Final answer:
Closed-loop control systems are actually less sensitive to parameter variations because they incorporate negative feedback loops that help maintain stability by correcting deviations. In contrast, open-loop systems do not have this capability and are more susceptible to changes in parameters. Both negative and positive feedback mechanisms are essential in different contexts, such as in biological systems and plant biology.
Step-by-step explanation:
The statement that closed-loop control systems are more sensitive to parameter variations than open-loop control systems is false. Closed-loop systems, also known as feedback control systems, are designed with a negative feedback loop mechanism that helps to correct the system's output by reducing discrepancies between the desired and actual performance. This control mechanism serves to reduce an excessive response and keep a variable within its normal range, thus making them less sensitive to parameter variations compared to open-loop systems, which do not adjust based on the output and are therefore more sensitive to changes in parameters.
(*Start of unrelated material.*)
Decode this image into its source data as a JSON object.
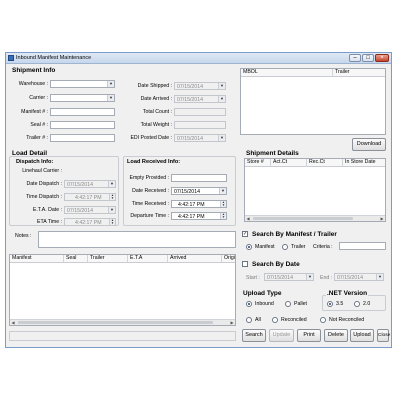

Real-world examples of closed and open systems include various mechanisms and processes. For instance, biological systems often utilize negative feedback mechanisms, like those seen in homeostasis, where the system responds to changes by initiating processes that counteract further change. On the other hand, positive feedback loops, which are less common, serve to intensify a response until an endpoint is reached, such as in blood clotting and childbirth.
In the context of plant biology, it's noted that plants use both negative and positive feedback mechanisms to maintain their internal environments and respond to external environmental changes. Moreover, simulation models are often employed to address complex systems, particularly linear systems that are mathematically intricate.